Prendiamo ad esempio Higuain e Insigne: due giocatori così diversi e così simili nel loro rapporto con allenatore e curve. Sempre alla ricerca dell’approvazione, insicuri, a volte (soprattutto Higuain) inspiegabilmente, o comunque poco sorridenti, penzoloni tra esaltazione e scoraggiamento (entrambe le posizioni piuttosto scomode).
Le frustrazioni di Insigne ora sembrano un lontano ricordo. Lorenzo gioca a sfaccimmiello. Andatevi a riguardare il primo piano della sua espressione prima della famosa punizione contro il Milan. Lorenzo non è più fermo all’idea di dover segnare. E segna. Fa né più né meno quello che ci si aspettava da lui da sempre: non fa più la promessa, si comporta da campione.
Higuain ha completamente cambiato faccia. Non si atteggia più a bello e tenebroso, che deve averla sempre vinta sennò mette il muso e che si adombra un po’ pure se fa gol. E se pure il viso rilassato di Gonzalo dipendesse da mister Sarri? Vuoi vedere che il suo metodo lo ha reso quello che in psicologia viene definito un “uomo libero”? La dice lunga la sua espressione quando abbraccia Sarri a fine partita Milan Napoli. E ancor di più le sue parole di ieri ai microfoni di Premium: “Sì questo mister sa arrivare alla mente dei giocatori”.
Jorginho, che dire di lui, il metallo che si trasforma in oro (per usare una metafora alchimistica), l’asino in mezzo ai suoni che diventa puledro. Ve le ricordate le mosse di fegato quando entrava in campo Jorginho? Su questo, però, incrocerei le dita e chiuderei l’argomento.
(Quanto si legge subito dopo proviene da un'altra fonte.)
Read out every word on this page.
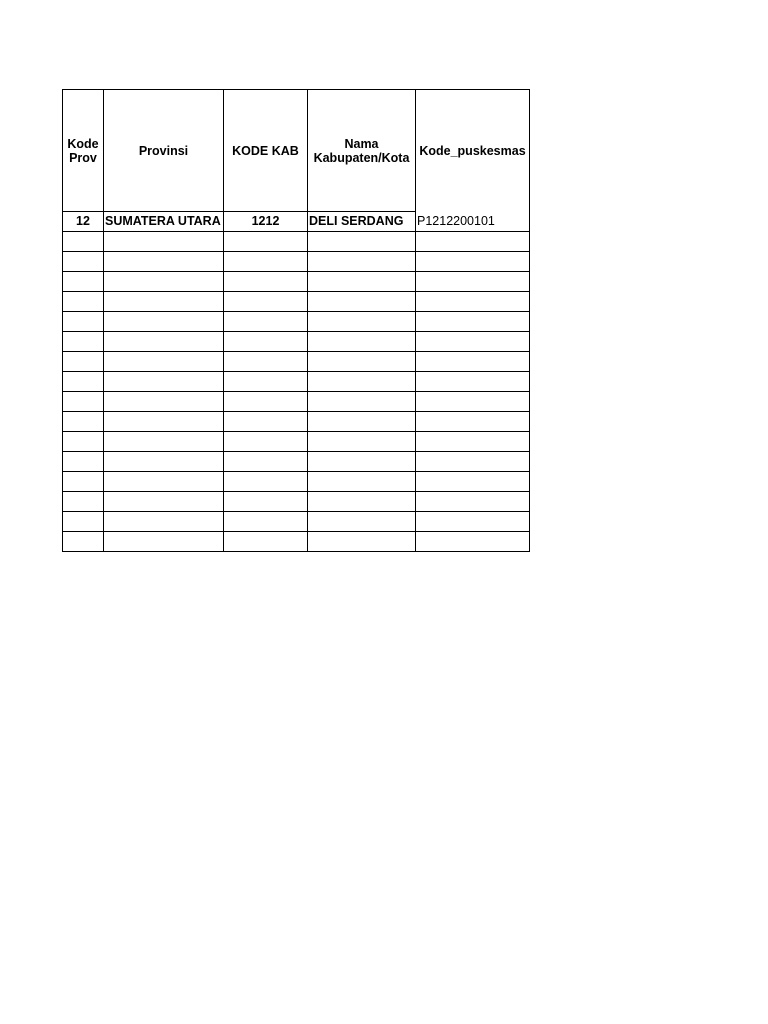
Kode Prov	Provinsi	KODE KAB	Nama Kabupaten/Kota	Kode_puskesmas
12	SUMATERA UTARA	1212	DELI SERDANG	P1212200101
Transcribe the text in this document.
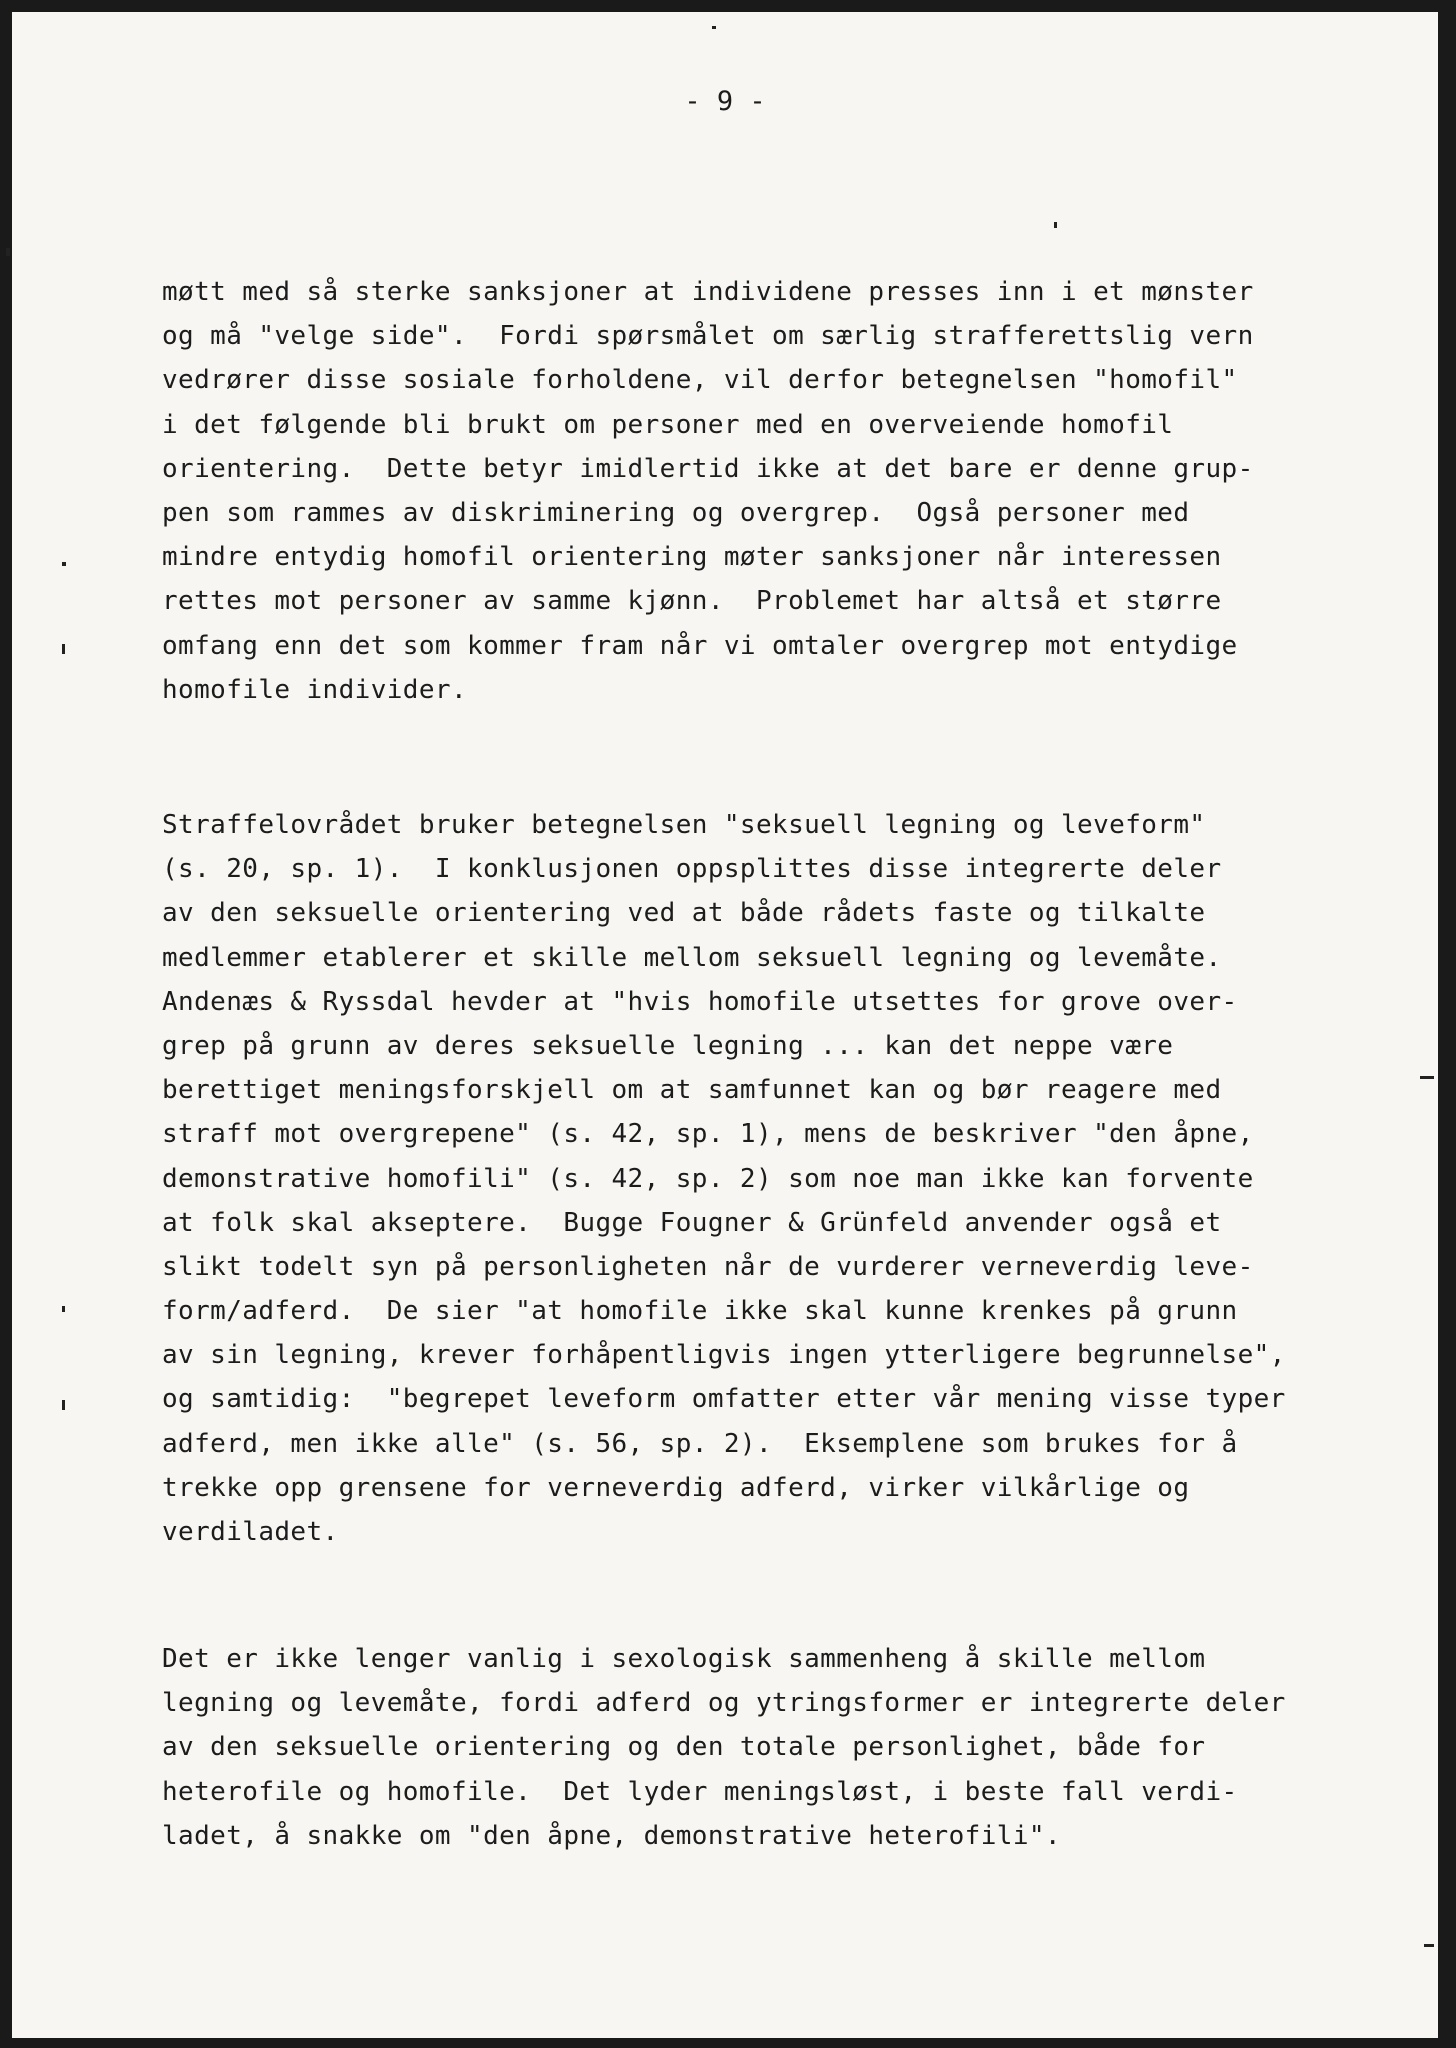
- 9 -
møtt med så sterke sanksjoner at individene presses inn i et mønster
og må "velge side".  Fordi spørsmålet om særlig strafferettslig vern
vedrører disse sosiale forholdene, vil derfor betegnelsen "homofil"
i det følgende bli brukt om personer med en overveiende homofil
orientering.  Dette betyr imidlertid ikke at det bare er denne grup-
pen som rammes av diskriminering og overgrep.  Også personer med
mindre entydig homofil orientering møter sanksjoner når interessen
rettes mot personer av samme kjønn.  Problemet har altså et større
omfang enn det som kommer fram når vi omtaler overgrep mot entydige
homofile individer.
Straffelovrådet bruker betegnelsen "seksuell legning og leveform"
(s. 20, sp. 1).  I konklusjonen oppsplittes disse integrerte deler
av den seksuelle orientering ved at både rådets faste og tilkalte
medlemmer etablerer et skille mellom seksuell legning og levemåte.
Andenæs & Ryssdal hevder at "hvis homofile utsettes for grove over-
grep på grunn av deres seksuelle legning ... kan det neppe være
berettiget meningsforskjell om at samfunnet kan og bør reagere med
straff mot overgrepene" (s. 42, sp. 1), mens de beskriver "den åpne,
demonstrative homofili" (s. 42, sp. 2) som noe man ikke kan forvente
at folk skal akseptere.  Bugge Fougner & Grünfeld anvender også et
slikt todelt syn på personligheten når de vurderer verneverdig leve-
form/adferd.  De sier "at homofile ikke skal kunne krenkes på grunn
av sin legning, krever forhåpentligvis ingen ytterligere begrunnelse",
og samtidig:  "begrepet leveform omfatter etter vår mening visse typer
adferd, men ikke alle" (s. 56, sp. 2).  Eksemplene som brukes for å
trekke opp grensene for verneverdig adferd, virker vilkårlige og
verdiladet.
Det er ikke lenger vanlig i sexologisk sammenheng å skille mellom
legning og levemåte, fordi adferd og ytringsformer er integrerte deler
av den seksuelle orientering og den totale personlighet, både for
heterofile og homofile.  Det lyder meningsløst, i beste fall verdi-
ladet, å snakke om "den åpne, demonstrative heterofili".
Su Hamsik non mi pronuncio, credo che il mister ci stia ancora lavorando.
Insomma, Sarri, al di là delle competenze tecniche, sembra abbia attinto a piene mani dai libri di psicologia dell’educazione, e sembra anche uno che ha pure pratica dell’argomento. Altro che modestia. Altro che umiltà. È un educatore incredibile. È l’uomo che crea armonia, che esalta ed inquadra le individualità, che smussa gli angoli.
Finalmente i giocatori si abbracciano e si divertono. E si divertono e ridono pure i tifosi affetti da pessimismo cosmico. Salvo consumarsi i pantaloni quando si sente parlare di scudetto.